Bild: Entwurf der Architekten für den Neubau
Die kleine Runde, die am Freitagvormittag in der Florastraße in Pankow
zusammenkommt, wird es nicht leicht haben: Es geht um eine Villa und ihre
Geschichte. Und um eine Baugruppe und ihre Zukunft. Beides unter einen Hut
zu bringen ist unmöglich. Die Runde, unter ihnen Vertreter des
Landesdenkmalamts und Pankows Baustadtrat Jens-Holger Kirchner (Grüne),
muss sich entscheiden: für den Denkmalschutz und die Villa – oder für die
Baugruppe und gegen ein Stück Pankower Geschichte.
Stein des Anstoßes ist die sogenannte Weiße Villa in der Florastraße 86,
ein Gebäude, das quer zur Straßenflucht der gründerzeitlichen Bebauung
steht. 1892 wurde das Haus errichtet, es ist damit ein Zeugnis der
Erstbebauung Pankows als Villenkolonie. Zahlreiche Anwohner, aber auch der
Bezirk wollen das Gebäude daher erhalten.
## 18 Wohnungen geplant
Auf der anderen Seite steht die „Baugruppe Ausbauhaus“. Sie will anstelle
der Villa 18 Wohnungen und Lofts errichten. Acht Parteien haben sich in der
Gruppe bereits zusammengeschlossen, Mitstreiter für zehn Wohnungen werden
noch gesucht. Eine der Architektinnen der Gruppe ist Jana Richter. Ob die
Villa erhaltenswert ist? „Man kann das so sehen“, sagt Richter, die auch
Mitstreiterin der Gruppe „Think Berlin“ ist, die sich mit Zukunftsthemen
der Berliner Stadtentwicklung beschäftigt. „Man kann aber auch sagen, dass
die Villa auf einer Baulücke steht, die der Vollendung der
gründerzeitlichen Straßenflucht im Wege steht.“
Für Richter und ihren Architektenpartner Henri Präger stehen deshalb statt
der Geschichte eher die Wohnungen, die gebaut werden sollen, im
Vordergrund. „Unsere Philosophie ist einfach“, sagt Präger. „Wir bauen
nicht schlüsselfertig, sondern bieten den Nutzern verschiedene Ausbaupakete
an. Das reicht dann von der fertigen Wohnung bis zum Loft ohne Küche.“
Ausbauhaus heißt ihr Geschäftsmodell. Eines davon in der Neuköllner
Braunschweiger Straße ist am 1. Dezember bezogen worden, ein zweites wird
derzeit in Lichtenberg fertiggestellt. „In Neukölln konnten wir für eine
einfache Ausstattung einen Preis von unter 2.000 Euro pro Quadratmeter
anbieten“, freut sich Präger.
Im boomenden Florakiez ist das Vergnügen freilich teurer: 3.000 Euro müssen
hier im Schnitt bezahlt werden. Ein Grund ist der Preis, den der bisherige
Eigentümer für die Villa haben will: Dem Vernehmen nach sind es 1,5
Millionen Euro. Denn noch ist die Baugruppe nicht Eigentümerin des
Grundstücks. Zum Kauf soll es erst kommen, wenn es auch Baurecht gibt.

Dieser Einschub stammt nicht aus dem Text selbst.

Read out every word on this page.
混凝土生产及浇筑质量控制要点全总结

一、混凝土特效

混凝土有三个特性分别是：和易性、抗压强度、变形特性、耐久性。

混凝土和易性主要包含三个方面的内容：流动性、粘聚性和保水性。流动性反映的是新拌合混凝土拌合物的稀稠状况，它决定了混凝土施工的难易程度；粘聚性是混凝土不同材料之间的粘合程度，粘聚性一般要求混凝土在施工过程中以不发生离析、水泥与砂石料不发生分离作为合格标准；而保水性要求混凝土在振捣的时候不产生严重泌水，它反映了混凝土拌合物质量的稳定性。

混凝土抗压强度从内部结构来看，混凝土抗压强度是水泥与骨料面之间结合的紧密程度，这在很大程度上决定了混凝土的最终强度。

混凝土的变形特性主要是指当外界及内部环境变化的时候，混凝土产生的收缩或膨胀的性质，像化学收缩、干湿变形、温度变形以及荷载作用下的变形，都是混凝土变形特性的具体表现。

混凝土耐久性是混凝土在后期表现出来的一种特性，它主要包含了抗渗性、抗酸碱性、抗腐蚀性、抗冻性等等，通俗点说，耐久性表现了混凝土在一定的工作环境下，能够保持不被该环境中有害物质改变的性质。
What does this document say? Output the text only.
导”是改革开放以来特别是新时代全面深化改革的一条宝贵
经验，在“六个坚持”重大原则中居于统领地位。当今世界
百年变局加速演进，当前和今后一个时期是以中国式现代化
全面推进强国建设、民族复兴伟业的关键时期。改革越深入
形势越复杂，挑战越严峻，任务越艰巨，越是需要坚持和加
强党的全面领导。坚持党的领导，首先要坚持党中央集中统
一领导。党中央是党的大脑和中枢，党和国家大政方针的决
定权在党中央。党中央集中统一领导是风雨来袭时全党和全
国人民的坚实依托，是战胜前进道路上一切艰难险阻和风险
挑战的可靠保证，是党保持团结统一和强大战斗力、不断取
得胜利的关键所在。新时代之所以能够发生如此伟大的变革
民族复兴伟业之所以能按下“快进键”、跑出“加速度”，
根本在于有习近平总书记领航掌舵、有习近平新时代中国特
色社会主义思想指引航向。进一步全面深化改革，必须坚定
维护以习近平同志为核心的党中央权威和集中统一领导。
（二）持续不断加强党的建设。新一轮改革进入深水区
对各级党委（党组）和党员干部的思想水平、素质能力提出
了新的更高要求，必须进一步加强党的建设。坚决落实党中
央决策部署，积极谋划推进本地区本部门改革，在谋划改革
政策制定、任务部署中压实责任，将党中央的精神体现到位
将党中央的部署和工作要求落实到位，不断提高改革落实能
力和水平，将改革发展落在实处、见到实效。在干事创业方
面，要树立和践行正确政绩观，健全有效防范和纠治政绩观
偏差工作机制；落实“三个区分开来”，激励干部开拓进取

Anders als die Architekten der Baugruppe hat sich Jens-Holger Kirchner für
die Geschichte entschieden. „Wir wollen die Villa erhalten“, bekräftigt der
grüne Stadtrat. Gleichwohl muss sein Stadtplanungsamt auf den Bauvorantrag
des Büros von Richter und Präger reagieren. „Weil in der Villa nur Gewerbe
ist und keine Wohnungen, können wir kein Abrissverbot verhängen“, erklärt
Kirchner. Bleibt also nur der Denkmalschutz. „Wir werden am Freitag beim
Landesdenkmalamt beantragen, den Denkmalwert der Villa zu prüfen“, sagt
Kirchner. „Damit können wir die Antwort auf die Bauanfrage um ein Jahr
zurückstellen.“
Für Jana Richter wäre das keine gute Lösung. „Ich weiß nicht, ob die
Baugruppe das durchhalten würde. Wahrscheinlich würde sie daran
zerbrechen.“ Und auch die Villa wäre damit nicht gerettet, meint die
Architektin. „Dann kauft das Grundstück halt ein ganz normaler Investor.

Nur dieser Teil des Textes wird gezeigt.